We use the FHA culvert analysis program that allows tailwater depth to increase with flow rate.
 
I would assume that your tailwater is directly downstream of your outlet structure, so that the level is directly related to the flow through the outlet structure. I generally calculate the rating curve for the outlet structure independantly using FHWA HY8 or other analysis and then enter the rating curve data points into the routing program (as recommended by Terryscan) to route the flow through the detention basin. This allows a more rigourous, generally more accurate estimation of the outlet works rating curve.
 
You need to investigate the floodplain behavior in more detail. The previous posts assume that your tailwater is directly related to your discharge. However, the tailwater timing may not coincide with your discharge at all. The floodplain may peak before OR after your site. If so, this will require that you determine an elevation-vs-time relationship for the floodplain and use this as the tailwater for your site as TerryScan suggested. Or you may find that the floodplain level is relatively constant during the design period for your site, in which case you can use a constant tailwater.

 
It is likely that analyzing timing between your site and the floodplain will not provide a lot of info unless you have pretty big low intensity storms.
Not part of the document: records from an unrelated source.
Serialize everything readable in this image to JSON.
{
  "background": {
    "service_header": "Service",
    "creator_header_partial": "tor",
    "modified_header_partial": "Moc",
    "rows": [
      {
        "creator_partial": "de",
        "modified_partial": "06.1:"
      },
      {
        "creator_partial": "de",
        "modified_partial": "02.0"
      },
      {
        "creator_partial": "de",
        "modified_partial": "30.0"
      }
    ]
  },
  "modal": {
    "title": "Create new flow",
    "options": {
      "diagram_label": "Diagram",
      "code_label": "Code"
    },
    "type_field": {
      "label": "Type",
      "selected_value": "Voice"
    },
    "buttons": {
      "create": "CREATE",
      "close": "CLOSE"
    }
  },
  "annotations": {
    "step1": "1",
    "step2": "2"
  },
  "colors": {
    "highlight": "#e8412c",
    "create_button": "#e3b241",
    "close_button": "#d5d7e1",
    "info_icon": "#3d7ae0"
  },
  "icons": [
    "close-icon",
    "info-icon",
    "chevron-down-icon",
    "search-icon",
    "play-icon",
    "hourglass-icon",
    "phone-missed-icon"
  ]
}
Depending on your site you may just look at a low tailwater scenario and a high tailwater scenario and see if you have a problem. If you do it might be useful to look at the probability of the 100 yr event on your site along with the whole watershed since your site 100-yr event may occur with areal reductions for the floodplain.

 
unless your floodplain is quite flat, flooding at a distance downstream of your basin in the floodplain may have minimal if any backwater effect on tailwater immediately downstream of your outlet structure. On the other hand, flow rate through your outlet structure could have a large effect on the tailwater, depending upon the size and capacity of your outfall channel.
 
Good point, last time I had a tailwater problem I also was dealing with flap gates and pumps.